Драгош слишком многое спустил мне с рук, чтобы я опасалась побоев, но и нервов потрепал достаточно, чтобы не понимать последствий. Расчёт моего тюремщика прост – шрамы от унижения почти не заживают, а стало быть, кого-то этой ночью "разукрасят". Единственным лучом света в кромешном мраке обстоятельств остается его выдержанная манера вождения, по крайней мере, разбиться по причине лихачества нам точно не грозит.
Плавно заехав в гараж, он оставляет фары гореть и закуривает. Смотрит в лобовое стекло. Долго, муторно, выцеживая последние капли моей смелости. За первой сигаретой – вторая. Одновременно с щелчком зажигалки вырубает музыку, погружая нас в омут тяжёлой задымленной тишины. Невысказанные оправдания давят на грудь, вжимая глубже в сидение, но стрельнув нерешительным взглядом в хмурый профиль мужа, лишь поджимаю губы и тяну руку к двери.

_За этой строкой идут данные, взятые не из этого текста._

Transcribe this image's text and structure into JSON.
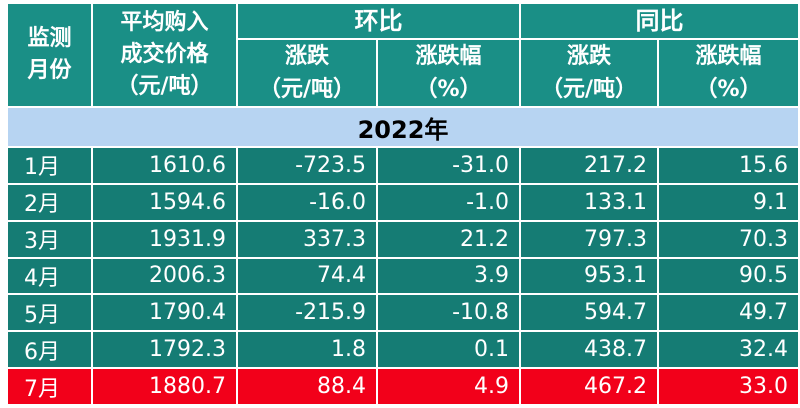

– Куда? – Драгош на меня по-прежнему не смотрит, улыбается в пустоту до напряжённых скул и ритмично постукивает зажигалкой по рулю. – Тебя кто-то отпустил?
У него усталые круги под глазами, такие же, как у меня. Разбитость, запах кожаного салона, взаимные претензии, вишнёвый дым. Один аромат на двоих – злость и... страсть. И неизвестно, что страшнее: разочароваться в нём или влюбиться. Хотя чего гадать, он, похоже, уже решил нашу участь.
– Значит, в машине будешь линчевать, – невесело хмыкаю, обхватывая пальцами ручку своей двери. Хрупкая иллюзия, что в моей власти в любой момент поставить точку.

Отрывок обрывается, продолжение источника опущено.